Since continuous views are nearly always defined by aggregate queries with groupings, and since groupings are by definition unique, groupings are the basis for determining how rows are ultimately routed between nodes. PipelineDB Cluster supports two sharding policies: read_optimized and write_optimized, which will be explained in the following sections.

Sharding policies may be set globally using the pipeline_cluster.sharding_policy configuration parameter in pipelinedb.conf, or on a per-continuous view basis using the sharding_policy parameter:

CREATE CONTINUOUS VIEW v0 WITH (sharding_policy='read_optimized') AS
  SELECT x::integer, COUNT(*) FROM stream GROUP BY x;

CREATE CONTINUOUS VIEW v1 WITH (sharding_policy='write_optimized') AS
  SELECT x::integer, COUNT(*) FROM stream GROUP BY x;

read_optimized (default)

Read-optimized continuous views are designed to minimize the size of underlying on-disk data, thus making reads as fast as possible. Minimizing on-disk data is accomplished by only keeping disjoint subsets of continuous view groups on each shard. That is, after initial partial aggregation, resulting groups will be routed to the node that is assigned that group. Each group only exists on one node.

Consider the following simple example:

CREATE CONTINUOUS VIEW v WITH (sharding_policy='read_optimized', shards=2) AS
  SELECT x::integer, COUNT(*) FROM stream GROUP BY x;

Now let’s assume that the following inserts are processed by a node other than the node that is assigned the resulting grouping:

INSERT INTO stream (x) VALUES (0), (0), (0), (0), (0);

Assuming that the worker process reads these five rows all at once fast enough, only the aggregate row (0, 5) would be routed to the grouping’s designated node, and subsequently combined with on-disk data as usual.

Note

Read-optimized grouping is PipelineDB Cluster’s default grouping policy

write_optimized

Write-optimized continuous views are designed to maximize write throughput by allowing any shard to maintain a local version of any group.
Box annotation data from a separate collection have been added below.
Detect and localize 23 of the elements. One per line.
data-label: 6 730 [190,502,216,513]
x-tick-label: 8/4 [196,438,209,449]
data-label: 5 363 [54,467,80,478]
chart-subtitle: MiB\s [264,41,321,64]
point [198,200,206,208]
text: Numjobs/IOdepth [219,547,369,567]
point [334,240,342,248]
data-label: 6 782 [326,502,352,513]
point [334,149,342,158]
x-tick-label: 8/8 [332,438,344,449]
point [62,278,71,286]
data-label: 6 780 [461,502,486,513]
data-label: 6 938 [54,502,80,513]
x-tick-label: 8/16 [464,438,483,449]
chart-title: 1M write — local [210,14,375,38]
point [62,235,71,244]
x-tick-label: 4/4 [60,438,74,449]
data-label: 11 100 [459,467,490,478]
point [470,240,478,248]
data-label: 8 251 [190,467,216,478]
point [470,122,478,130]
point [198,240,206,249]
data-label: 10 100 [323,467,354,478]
Routing is then only necessary if a node that produces a partial aggregate result for a given group does not have any shards for the group’s continuous view.

Since a group may exist on multiple servers with write-optimized grouping, groups must be combined into a single group at read-time, thereby incurring a read-time performance impact in exchange for increased write throughput. How groups are combined at read-time is explained in the next section.


Combining Shards

Since continuous view shards are independent of each other, it may be necessary to combine data from multiple shards at continuous view read time in order to provide a finalized query result. This is a fundamental design property that takes advantage of the fact that continuous views are typically already aggregated, and therefore relatively cheap to read. Consider the following example continuous view:

CREATE CONTINUOUS VIEW v WITH (sharding_policy='write_optimized', shards=16) AS
  SELECT x::integer, AVG(y::integer) FROM stream GROUP BY x;

Since it uses a write_optimized grouping policy, multiple local copies for each grouped average may exist. At read time, these groups would be combined with no loss of information, producing a finalized result with exactly one row per group.